The common thinking is that John wrote for a more philosophical audience, one that might have objected to the cruder aspects of the Nativity stories in the other Gospels. So he set out to write this orderly version to sort of correct those. It’s not my favorite of the three accounts we have in the Gospels, but I think we can all agree it has its place – perhaps no more so than today.
Along with its orderliness, there are a couple of other ways I find this passage reassuring, and I’m going to just point those out and leave it at that for today.
First is its scope. If you read the opening chapter of all four Gospels, you’ll notice that, the later the Gospel was written, the further back into Jesus’ life it looks. So, for instance, Mark was the first Gospel, and it picks up when Jesus is about 30 years old. Luke is the next oldest, and it reaches back to Jesus’ infancy. Matthew, the next to be written, goes back to Jesus’ ancestor David, who lived 1000 years earlier. And finally John, the last Gospel, traces Jesus’ life all the way back to the beginning of time, placing it in this eternal, cosmic time frame.
John probably did this to appeal, again, to that philosophical audience, and while it can make the passage a little confusing, there’s also something very basic and appealing about what he’s doing here.
There’s a line by the American poet Franz Wright that reminds me a lot of this aspect of John’s story. It’s from a poem in his collection Walking to Martha’s Vineyard, and in it he urges the reader to, “Set the mind before the mirror of eternity and everything will work.” Which is kind of what I imagine John trying to do to his readers: remind them that, if you consider your life and your problems in the context of eternity, then you’ll probably gain a much healthier – and maybe more hopeful – perspective on them.
“Set the mind before the mirror of eternity and everything will work.”

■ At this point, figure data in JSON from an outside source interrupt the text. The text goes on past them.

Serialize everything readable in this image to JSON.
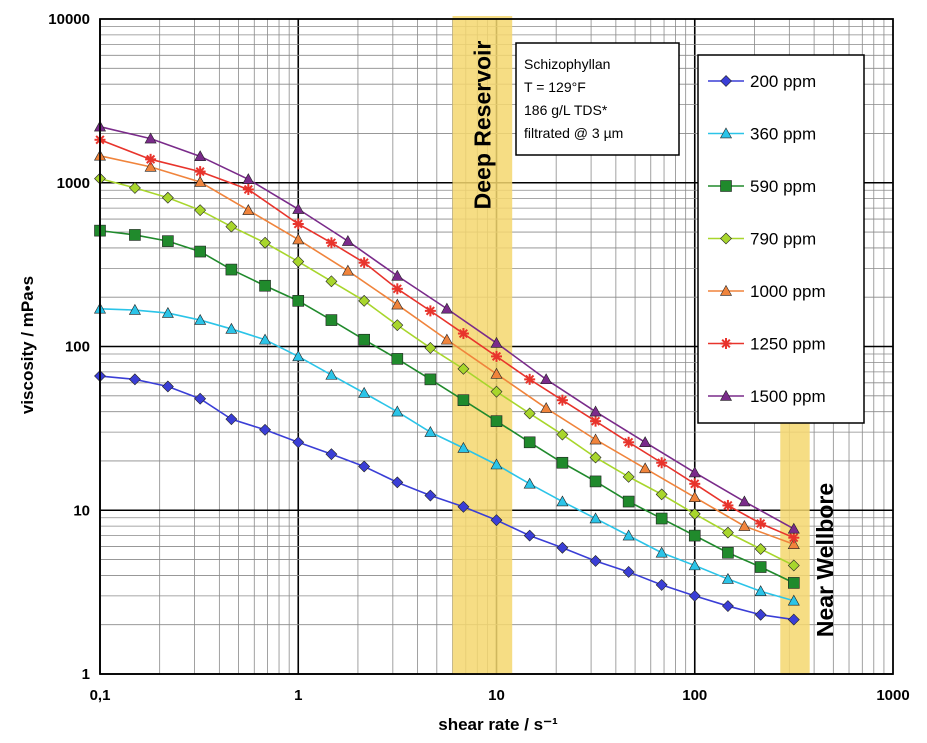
{
  "chart_data": {
    "type": "line",
    "xlabel": "shear rate / s⁻¹",
    "ylabel": "viscosity / mPa•s",
    "xscale": "log",
    "yscale": "log",
    "xlim": [
      0.1,
      1000
    ],
    "ylim": [
      1,
      10000
    ],
    "x_tick_labels": [
      "0,1",
      "1",
      "10",
      "100",
      "1000"
    ],
    "y_tick_labels": [
      "1",
      "10",
      "100",
      "1000",
      "10000"
    ],
    "grid": true,
    "legend_position": "top-right",
    "info_box": [
      "Schizophyllan",
      "T = 129°F",
      "186 g/L TDS*",
      "filtrated @ 3 µm"
    ],
    "zones": [
      {
        "label": "Deep Reservoir",
        "x_range": [
          6,
          12
        ],
        "color": "#f5d76e"
      },
      {
        "label": "Near Wellbore",
        "x_range": [
          270,
          380
        ],
        "color": "#f5d76e"
      }
    ],
    "series": [
      {
        "name": "200 ppm",
        "color": "#3a3ed6",
        "marker": "diamond",
        "x": [
          0.1,
          0.15,
          0.22,
          0.32,
          0.46,
          0.68,
          1,
          1.47,
          2.15,
          3.16,
          4.64,
          6.81,
          10,
          14.7,
          21.5,
          31.6,
          46.4,
          68.1,
          100,
          147,
          215,
          316
        ],
        "y": [
          66,
          63,
          57,
          48,
          36,
          31,
          26,
          22,
          18.5,
          14.8,
          12.3,
          10.5,
          8.7,
          7,
          5.9,
          4.9,
          4.2,
          3.5,
          3.0,
          2.6,
          2.3,
          2.15
        ]
      },
      {
        "name": "360 ppm",
        "color": "#2bc4e8",
        "marker": "triangle",
        "x": [
          0.1,
          0.15,
          0.22,
          0.32,
          0.46,
          0.68,
          1,
          1.47,
          2.15,
          3.16,
          4.64,
          6.81,
          10,
          14.7,
          21.5,
          31.6,
          46.4,
          68.1,
          100,
          147,
          215,
          316
        ],
        "y": [
          170,
          167,
          160,
          145,
          128,
          110,
          87,
          67,
          52,
          40,
          30,
          24,
          19,
          14.5,
          11.3,
          8.9,
          7,
          5.5,
          4.6,
          3.8,
          3.2,
          2.8
        ]
      },
      {
        "name": "590 ppm",
        "color": "#208a2c",
        "marker": "square",
        "x": [
          0.1,
          0.15,
          0.22,
          0.32,
          0.46,
          0.68,
          1,
          1.47,
          2.15,
          3.16,
          4.64,
          6.81,
          10,
          14.7,
          21.5,
          31.6,
          46.4,
          68.1,
          100,
          147,
          215,
          316
        ],
        "y": [
          510,
          480,
          440,
          380,
          295,
          235,
          190,
          145,
          110,
          84,
          63,
          47,
          35,
          26,
          19.5,
          15,
          11.3,
          8.9,
          7,
          5.5,
          4.5,
          3.6
        ]
      },
      {
        "name": "790 ppm",
        "color": "#a8d62c",
        "marker": "diamond",
        "x": [
          0.1,
          0.15,
          0.22,
          0.32,
          0.46,
          0.68,
          1,
          1.47,
          2.15,
          3.16,
          4.64,
          6.81,
          10,
          14.7,
          21.5,
          31.6,
          46.4,
          68.1,
          100,
          147,
          215,
          316
        ],
        "y": [
          1060,
          930,
          810,
          680,
          540,
          430,
          330,
          250,
          190,
          135,
          98,
          73,
          53,
          39,
          29,
          21,
          16,
          12.5,
          9.5,
          7.3,
          5.8,
          4.6
        ]
      },
      {
        "name": "1000 ppm",
        "color": "#f0843c",
        "marker": "triangle",
        "x": [
          0.1,
          0.18,
          0.32,
          0.56,
          1,
          1.78,
          3.16,
          5.62,
          10,
          17.8,
          31.6,
          56.2,
          100,
          178,
          316
        ],
        "y": [
          1460,
          1250,
          1010,
          680,
          450,
          290,
          180,
          110,
          68,
          42,
          27,
          18,
          12,
          8,
          6.2
        ]
      },
      {
        "name": "1250 ppm",
        "color": "#e8342c",
        "marker": "star",
        "x": [
          0.1,
          0.18,
          0.32,
          0.56,
          1,
          1.47,
          2.15,
          3.16,
          4.64,
          6.81,
          10,
          14.7,
          21.5,
          31.6,
          46.4,
          68.1,
          100,
          147,
          215,
          316
        ],
        "y": [
          1830,
          1390,
          1170,
          910,
          560,
          430,
          325,
          225,
          165,
          120,
          87,
          63,
          47,
          35,
          26,
          19.5,
          14.5,
          10.7,
          8.3,
          6.8
        ]
      },
      {
        "name": "1500 ppm",
        "color": "#7a2b8a",
        "marker": "triangle",
        "x": [
          0.1,
          0.18,
          0.32,
          0.56,
          1,
          1.78,
          3.16,
          5.62,
          10,
          17.8,
          31.6,
          56.2,
          100,
          178,
          316
        ],
        "y": [
          2200,
          1860,
          1450,
          1050,
          690,
          440,
          270,
          170,
          105,
          63,
          40,
          26,
          17,
          11.3,
          7.7
        ]
      }
    ]
  }
}
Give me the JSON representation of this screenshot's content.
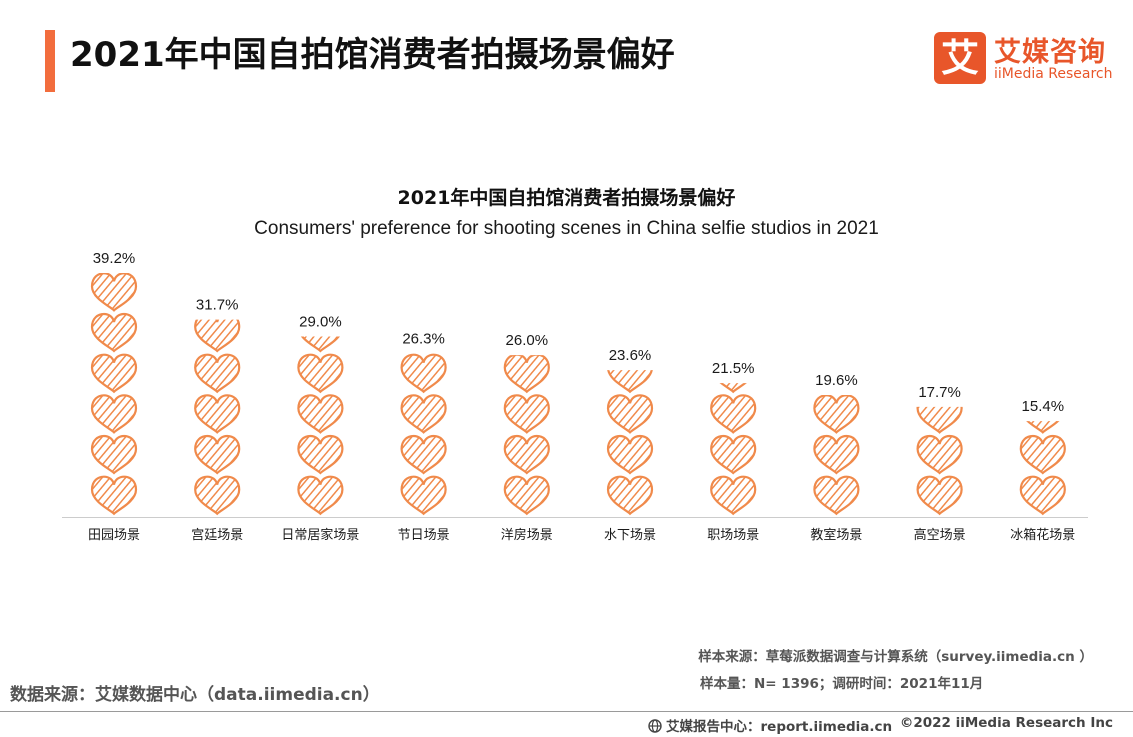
{
  "header": {
    "title": "2021年中国自拍馆消费者拍摄场景偏好",
    "accent_color": "#f26d3d"
  },
  "logo": {
    "mark": "艾",
    "name_cn": "艾媒咨询",
    "name_en": "iiMedia Research",
    "color": "#e8562a"
  },
  "chart_data": {
    "type": "bar",
    "title": "2021年中国自拍馆消费者拍摄场景偏好",
    "subtitle": "Consumers' preference for shooting scenes in China selfie studios in 2021",
    "categories": [
      "田园场景",
      "宫廷场景",
      "日常居家场景",
      "节日场景",
      "洋房场景",
      "水下场景",
      "职场场景",
      "教室场景",
      "高空场景",
      "冰箱花场景"
    ],
    "values": [
      39.2,
      31.7,
      29.0,
      26.3,
      26.0,
      23.6,
      21.5,
      19.6,
      17.7,
      15.4
    ],
    "value_labels": [
      "39.2%",
      "31.7%",
      "29.0%",
      "26.3%",
      "26.0%",
      "23.6%",
      "21.5%",
      "19.6%",
      "17.7%",
      "15.4%"
    ],
    "unit": "%",
    "ylim": [
      0,
      39.2
    ],
    "grid": false,
    "mark_icon": "heart-icon",
    "mark_color": "#f08a4b"
  },
  "notes": {
    "sample_source": "样本来源：草莓派数据调查与计算系统（survey.iimedia.cn ）",
    "sample_size": "样本量：N= 1396；调研时间：2021年11月",
    "data_source": "数据来源：艾媒数据中心（data.iimedia.cn）"
  },
  "footer": {
    "report_center": "艾媒报告中心：report.iimedia.cn",
    "copyright": "©2022  iiMedia Research  Inc"
  }
}
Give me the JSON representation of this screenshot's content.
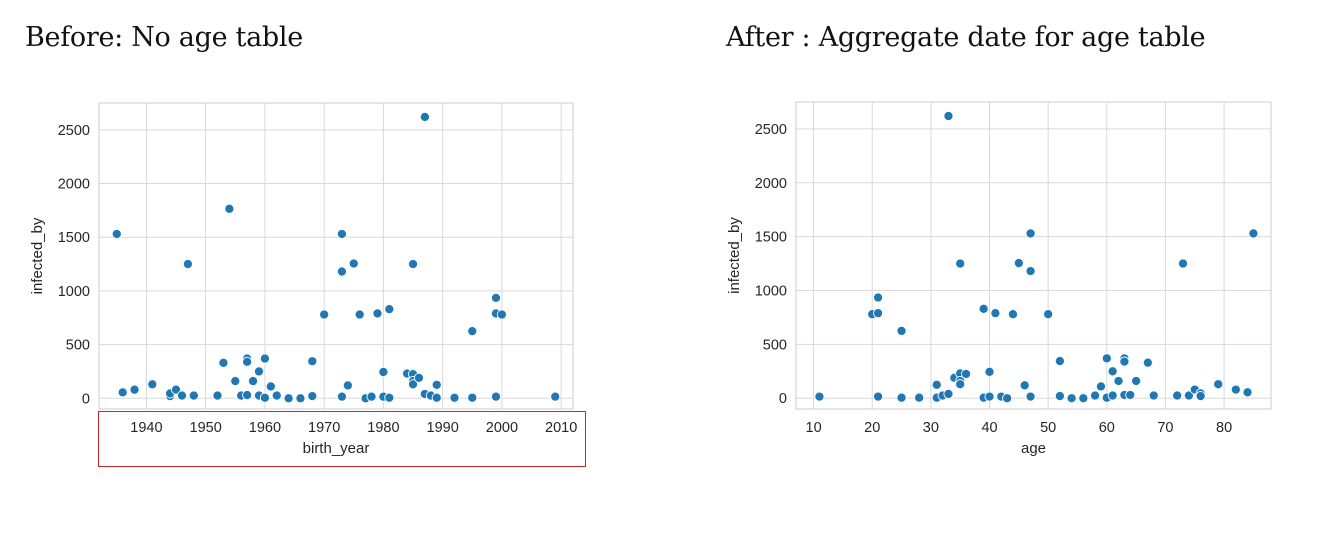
{
  "headings": {
    "left": "Before: No age table",
    "right": "After : Aggregate date for age table"
  },
  "colors": {
    "point": "#1f77b4",
    "grid": "#d9d9d9",
    "highlight_box": "#d0222a"
  },
  "chart_data": [
    {
      "type": "scatter",
      "title": "",
      "xlabel": "birth_year",
      "ylabel": "infected_by",
      "xlim": [
        1932,
        2012
      ],
      "ylim": [
        -100,
        2750
      ],
      "x_ticks": [
        1940,
        1950,
        1960,
        1970,
        1980,
        1990,
        2000,
        2010
      ],
      "y_ticks": [
        0,
        500,
        1000,
        1500,
        2000,
        2500
      ],
      "grid": true,
      "series": [
        {
          "points": [
            [
              1935,
              1530
            ],
            [
              1936,
              55
            ],
            [
              1938,
              80
            ],
            [
              1941,
              130
            ],
            [
              1944,
              20
            ],
            [
              1944,
              45
            ],
            [
              1945,
              80
            ],
            [
              1946,
              25
            ],
            [
              1947,
              1250
            ],
            [
              1948,
              25
            ],
            [
              1952,
              25
            ],
            [
              1953,
              330
            ],
            [
              1954,
              1765
            ],
            [
              1955,
              160
            ],
            [
              1956,
              25
            ],
            [
              1957,
              370
            ],
            [
              1957,
              340
            ],
            [
              1957,
              30
            ],
            [
              1958,
              160
            ],
            [
              1959,
              250
            ],
            [
              1959,
              25
            ],
            [
              1960,
              370
            ],
            [
              1960,
              5
            ],
            [
              1961,
              110
            ],
            [
              1962,
              25
            ],
            [
              1964,
              0
            ],
            [
              1966,
              0
            ],
            [
              1968,
              345
            ],
            [
              1968,
              20
            ],
            [
              1970,
              780
            ],
            [
              1973,
              1530
            ],
            [
              1973,
              1180
            ],
            [
              1973,
              15
            ],
            [
              1974,
              120
            ],
            [
              1975,
              1255
            ],
            [
              1976,
              780
            ],
            [
              1977,
              0
            ],
            [
              1978,
              15
            ],
            [
              1979,
              790
            ],
            [
              1980,
              245
            ],
            [
              1980,
              15
            ],
            [
              1981,
              830
            ],
            [
              1981,
              5
            ],
            [
              1984,
              230
            ],
            [
              1985,
              1250
            ],
            [
              1985,
              225
            ],
            [
              1985,
              160
            ],
            [
              1985,
              130
            ],
            [
              1986,
              190
            ],
            [
              1987,
              2620
            ],
            [
              1987,
              40
            ],
            [
              1988,
              25
            ],
            [
              1989,
              125
            ],
            [
              1989,
              5
            ],
            [
              1992,
              5
            ],
            [
              1995,
              625
            ],
            [
              1995,
              5
            ],
            [
              1999,
              935
            ],
            [
              1999,
              790
            ],
            [
              1999,
              15
            ],
            [
              2000,
              780
            ],
            [
              2009,
              15
            ]
          ]
        }
      ]
    },
    {
      "type": "scatter",
      "title": "",
      "xlabel": "age",
      "ylabel": "infected_by",
      "xlim": [
        7,
        88
      ],
      "ylim": [
        -100,
        2750
      ],
      "x_ticks": [
        10,
        20,
        30,
        40,
        50,
        60,
        70,
        80
      ],
      "y_ticks": [
        0,
        500,
        1000,
        1500,
        2000,
        2500
      ],
      "grid": true,
      "series": [
        {
          "points": [
            [
              11,
              15
            ],
            [
              20,
              780
            ],
            [
              21,
              935
            ],
            [
              21,
              790
            ],
            [
              21,
              15
            ],
            [
              25,
              625
            ],
            [
              25,
              5
            ],
            [
              28,
              5
            ],
            [
              31,
              125
            ],
            [
              31,
              5
            ],
            [
              32,
              25
            ],
            [
              33,
              2620
            ],
            [
              33,
              40
            ],
            [
              34,
              190
            ],
            [
              35,
              1250
            ],
            [
              35,
              230
            ],
            [
              35,
              160
            ],
            [
              35,
              130
            ],
            [
              36,
              225
            ],
            [
              39,
              830
            ],
            [
              39,
              5
            ],
            [
              40,
              245
            ],
            [
              40,
              15
            ],
            [
              41,
              790
            ],
            [
              42,
              15
            ],
            [
              43,
              0
            ],
            [
              44,
              780
            ],
            [
              45,
              1255
            ],
            [
              46,
              120
            ],
            [
              47,
              1530
            ],
            [
              47,
              1180
            ],
            [
              47,
              15
            ],
            [
              50,
              780
            ],
            [
              52,
              345
            ],
            [
              52,
              20
            ],
            [
              54,
              0
            ],
            [
              56,
              0
            ],
            [
              58,
              25
            ],
            [
              59,
              110
            ],
            [
              60,
              370
            ],
            [
              60,
              5
            ],
            [
              61,
              250
            ],
            [
              61,
              25
            ],
            [
              62,
              160
            ],
            [
              63,
              370
            ],
            [
              63,
              340
            ],
            [
              63,
              30
            ],
            [
              64,
              30
            ],
            [
              65,
              160
            ],
            [
              67,
              330
            ],
            [
              68,
              25
            ],
            [
              72,
              25
            ],
            [
              73,
              1250
            ],
            [
              74,
              25
            ],
            [
              75,
              80
            ],
            [
              76,
              45
            ],
            [
              76,
              20
            ],
            [
              79,
              130
            ],
            [
              82,
              80
            ],
            [
              84,
              55
            ],
            [
              85,
              1530
            ]
          ]
        }
      ]
    }
  ]
}
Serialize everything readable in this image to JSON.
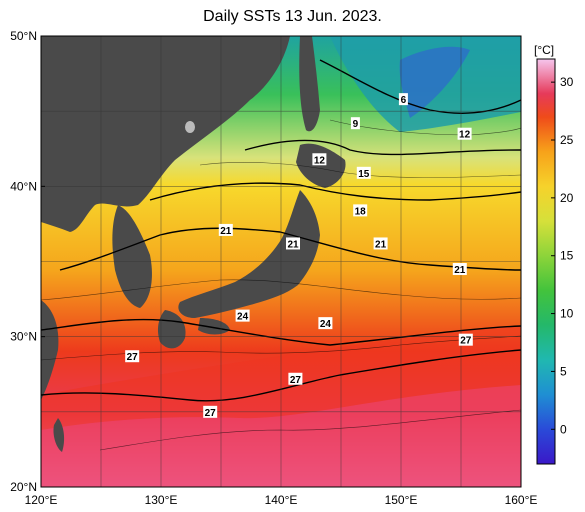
{
  "title": "Daily SSTs 13 Jun. 2023.",
  "map": {
    "lat_ticks": [
      {
        "value": 50,
        "label": "50°N"
      },
      {
        "value": 40,
        "label": "40°N"
      },
      {
        "value": 30,
        "label": "30°N"
      },
      {
        "value": 20,
        "label": "20°N"
      }
    ],
    "lon_ticks": [
      {
        "value": 120,
        "label": "120°E"
      },
      {
        "value": 130,
        "label": "130°E"
      },
      {
        "value": 140,
        "label": "140°E"
      },
      {
        "value": 150,
        "label": "150°E"
      },
      {
        "value": 160,
        "label": "160°E"
      }
    ],
    "extent": {
      "lon": [
        120,
        160
      ],
      "lat": [
        20,
        50
      ]
    },
    "colors": {
      "land": "#4a4a4a",
      "cold": "#2a9d6a",
      "mid": "#f1d23a",
      "warm": "#e8321e",
      "hot": "#ea4fa6"
    },
    "isotherm_labels": [
      {
        "text": "6",
        "lon": 150.2,
        "lat": 45.8
      },
      {
        "text": "9",
        "lon": 146.2,
        "lat": 44.2
      },
      {
        "text": "12",
        "lon": 155.3,
        "lat": 43.5
      },
      {
        "text": "12",
        "lon": 143.2,
        "lat": 41.8
      },
      {
        "text": "15",
        "lon": 146.9,
        "lat": 40.9
      },
      {
        "text": "18",
        "lon": 146.6,
        "lat": 38.4
      },
      {
        "text": "21",
        "lon": 135.4,
        "lat": 37.1
      },
      {
        "text": "21",
        "lon": 141.0,
        "lat": 36.2
      },
      {
        "text": "21",
        "lon": 148.3,
        "lat": 36.2
      },
      {
        "text": "21",
        "lon": 154.9,
        "lat": 34.5
      },
      {
        "text": "24",
        "lon": 136.8,
        "lat": 31.4
      },
      {
        "text": "24",
        "lon": 143.7,
        "lat": 30.9
      },
      {
        "text": "27",
        "lon": 155.4,
        "lat": 29.8
      },
      {
        "text": "27",
        "lon": 127.6,
        "lat": 28.7
      },
      {
        "text": "27",
        "lon": 141.2,
        "lat": 27.2
      },
      {
        "text": "27",
        "lon": 134.1,
        "lat": 25.0
      }
    ]
  },
  "colorbar": {
    "unit": "[°C]",
    "range": [
      -3,
      32
    ],
    "ticks": [
      30,
      25,
      20,
      15,
      10,
      5,
      0
    ],
    "tick_labels": [
      "30",
      "25",
      "20",
      "15",
      "10",
      "5",
      "0"
    ],
    "stops": [
      {
        "value": -3,
        "color": "#3a18c8"
      },
      {
        "value": 0,
        "color": "#2a4ad8"
      },
      {
        "value": 3,
        "color": "#1f8fd3"
      },
      {
        "value": 6,
        "color": "#20b8b0"
      },
      {
        "value": 9,
        "color": "#24b86a"
      },
      {
        "value": 12,
        "color": "#43c33c"
      },
      {
        "value": 15,
        "color": "#8dd43a"
      },
      {
        "value": 18,
        "color": "#d6e03a"
      },
      {
        "value": 21,
        "color": "#f6d22b"
      },
      {
        "value": 24,
        "color": "#f7a21a"
      },
      {
        "value": 27,
        "color": "#ef4b1a"
      },
      {
        "value": 29,
        "color": "#e63a5a"
      },
      {
        "value": 32,
        "color": "#f6c6ee"
      }
    ]
  }
}
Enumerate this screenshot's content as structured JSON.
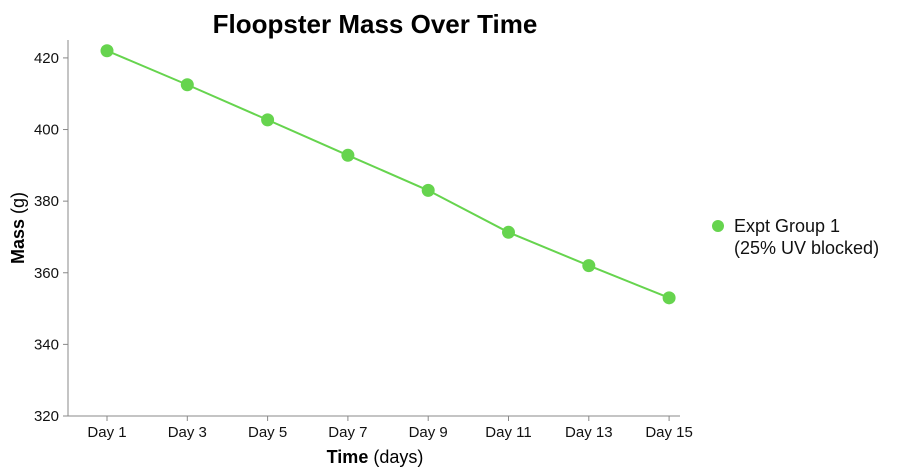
{
  "chart_data": {
    "type": "line",
    "title": "Floopster Mass Over Time",
    "xlabel_bold": "Time",
    "xlabel_rest": " (days)",
    "ylabel_bold": "Mass",
    "ylabel_rest": " (g)",
    "categories": [
      "Day 1",
      "Day 3",
      "Day 5",
      "Day 7",
      "Day 9",
      "Day 11",
      "Day 13",
      "Day 15"
    ],
    "ylim": [
      320,
      425
    ],
    "yticks": [
      320,
      340,
      360,
      380,
      400,
      420
    ],
    "grid": false,
    "legend_position": "right",
    "series": [
      {
        "name_line1": "Expt Group 1",
        "name_line2": "(25% UV blocked)",
        "color": "#66d44e",
        "values": [
          422,
          412.5,
          402.7,
          392.8,
          383,
          371.3,
          362,
          353
        ]
      }
    ]
  }
}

The other reason I find this passage reassuring is just a few lines from the end, where he says “From his fullness we have all received grace upon grace.” In fact, by way of a little personal anecdote, I distinctly remember reading this passage in church at this time last year, and that line really jumping out at me for the first time after so many years of reading it. (I also recall not liking my sermon manuscript all that much, and considered just repeating that line a few times and sitting down rather than slogging through what I’d written!)
But it’s really striking. “Grace upon Grace.” Grace is one of those things that, by its very definition, is superfluous and overly abundant, so the redundancy here is meant to make it jump out at us. The image that it conjures for me at this time of year is of warm blankets piled one upon the other so that you’re never in danger of being cold: “From his fullness, we have received grace upon grace.”
SO, order, perspective, and warmth – all things we need at this time of the year, and all here in John’s Nativity.